良いにおい
いつも、遅刻ギリギリにのんびりと教室に入ってくる女の子。
少なくとも学校にいる間は、いつも少し眠たげな眼をしていて、休み時間はずっと机に突っ伏して寝息を立てている。
ある日の、席替えで彼女と隣になった。
「んぅ・・・よろしく・・・」
いつも通り眠たげな眼と声で挨拶をされる。
一限目、日本史の授業だ。
僕は、いつも通り教科書を開くが、隣を見ると、彼女が、カバンをガサゴソと漁っていた。
「おーい、□□教科書忘れたのか?」
先生が気づいたらしく、彼女に声をかける。
「あ~・・・忘れたっぽいです」
「そうか、次から気を付けるように。隣は・・・○○だな。教科書見せてやってくれ」
そう言われたので、机を合わせ教科書を彼女の方に寄せる。
「ありがと~」
いつも通りの彼女だったが、彼女が教科書を見ようとこちらに頭を寄せる。
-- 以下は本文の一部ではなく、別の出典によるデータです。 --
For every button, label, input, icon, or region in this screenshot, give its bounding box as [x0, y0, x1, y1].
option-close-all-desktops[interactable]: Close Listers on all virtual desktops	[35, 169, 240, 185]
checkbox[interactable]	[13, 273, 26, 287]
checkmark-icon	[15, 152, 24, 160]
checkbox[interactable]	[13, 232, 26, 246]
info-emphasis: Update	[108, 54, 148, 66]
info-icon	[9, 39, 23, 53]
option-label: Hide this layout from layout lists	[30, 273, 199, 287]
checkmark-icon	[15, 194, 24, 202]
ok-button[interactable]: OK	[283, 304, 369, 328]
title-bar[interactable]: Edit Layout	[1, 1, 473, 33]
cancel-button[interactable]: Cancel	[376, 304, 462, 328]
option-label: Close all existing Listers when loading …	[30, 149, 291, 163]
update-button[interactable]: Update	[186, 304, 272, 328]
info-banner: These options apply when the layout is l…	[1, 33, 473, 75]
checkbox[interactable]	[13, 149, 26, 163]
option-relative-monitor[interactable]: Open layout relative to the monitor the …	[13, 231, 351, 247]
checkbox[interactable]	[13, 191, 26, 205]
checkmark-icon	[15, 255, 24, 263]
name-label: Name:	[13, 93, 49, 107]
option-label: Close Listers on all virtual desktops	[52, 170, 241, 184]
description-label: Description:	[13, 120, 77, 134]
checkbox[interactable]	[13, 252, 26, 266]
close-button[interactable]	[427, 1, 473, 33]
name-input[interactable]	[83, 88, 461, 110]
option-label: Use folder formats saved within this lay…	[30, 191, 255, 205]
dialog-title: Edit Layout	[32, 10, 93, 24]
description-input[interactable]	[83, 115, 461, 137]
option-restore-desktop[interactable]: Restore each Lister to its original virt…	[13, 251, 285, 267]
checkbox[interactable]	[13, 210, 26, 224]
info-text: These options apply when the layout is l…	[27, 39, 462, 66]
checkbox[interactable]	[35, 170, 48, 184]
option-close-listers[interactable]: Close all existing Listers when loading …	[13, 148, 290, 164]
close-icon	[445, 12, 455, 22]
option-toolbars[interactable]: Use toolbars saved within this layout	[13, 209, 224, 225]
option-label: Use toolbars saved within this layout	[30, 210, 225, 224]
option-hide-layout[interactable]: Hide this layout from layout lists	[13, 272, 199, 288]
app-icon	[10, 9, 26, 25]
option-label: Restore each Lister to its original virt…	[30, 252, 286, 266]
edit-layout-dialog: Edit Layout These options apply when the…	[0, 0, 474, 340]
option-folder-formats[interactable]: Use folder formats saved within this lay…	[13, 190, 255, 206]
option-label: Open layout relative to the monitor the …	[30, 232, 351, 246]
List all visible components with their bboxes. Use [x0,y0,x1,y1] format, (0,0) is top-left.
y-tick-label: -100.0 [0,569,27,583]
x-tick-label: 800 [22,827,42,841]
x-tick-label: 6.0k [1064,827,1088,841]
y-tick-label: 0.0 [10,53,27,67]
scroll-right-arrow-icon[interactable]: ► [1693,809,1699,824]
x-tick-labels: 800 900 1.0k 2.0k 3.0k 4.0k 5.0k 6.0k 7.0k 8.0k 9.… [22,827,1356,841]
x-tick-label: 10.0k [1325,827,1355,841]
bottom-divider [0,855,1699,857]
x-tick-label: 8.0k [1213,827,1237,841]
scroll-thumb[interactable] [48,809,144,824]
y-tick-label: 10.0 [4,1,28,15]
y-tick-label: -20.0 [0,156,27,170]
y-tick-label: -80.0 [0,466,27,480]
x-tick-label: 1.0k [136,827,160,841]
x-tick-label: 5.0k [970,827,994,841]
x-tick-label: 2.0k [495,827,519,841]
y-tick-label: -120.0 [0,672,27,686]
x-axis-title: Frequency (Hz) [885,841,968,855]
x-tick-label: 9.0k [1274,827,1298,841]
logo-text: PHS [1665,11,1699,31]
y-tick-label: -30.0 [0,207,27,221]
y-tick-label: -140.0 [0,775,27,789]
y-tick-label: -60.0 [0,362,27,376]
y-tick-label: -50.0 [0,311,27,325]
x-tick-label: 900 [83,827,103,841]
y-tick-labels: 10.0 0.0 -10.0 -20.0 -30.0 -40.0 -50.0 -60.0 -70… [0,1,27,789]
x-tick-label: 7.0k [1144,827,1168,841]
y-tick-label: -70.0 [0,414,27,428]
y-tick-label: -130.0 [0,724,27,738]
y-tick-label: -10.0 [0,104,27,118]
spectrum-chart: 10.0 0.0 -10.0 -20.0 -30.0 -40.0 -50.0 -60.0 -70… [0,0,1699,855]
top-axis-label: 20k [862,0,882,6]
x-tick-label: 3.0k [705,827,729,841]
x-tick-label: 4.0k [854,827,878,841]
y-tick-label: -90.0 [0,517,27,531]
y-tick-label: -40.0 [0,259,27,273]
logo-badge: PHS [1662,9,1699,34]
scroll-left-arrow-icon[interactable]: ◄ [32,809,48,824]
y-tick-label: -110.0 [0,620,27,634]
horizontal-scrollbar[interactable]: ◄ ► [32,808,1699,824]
すると、
「・・・君、良いにおいするね~」
「そ、そう?ありがと。」
唐突な話題に、戸惑いながら、何とかお礼を口にする。
また、彼女のにおいもこちらに届いており、柔軟剤のにおいか何かが鼻孔をくすぐる。
「そういえば、知ってる?良いにおいがする人は相性が良いらしいよ~?」
と、珍しく表情を変え悪戯っぽく微笑む。
その表情を見て、自分の中の何かが破壊されたのか、何かが創造されたのかよくわからなくなってしまったのだった。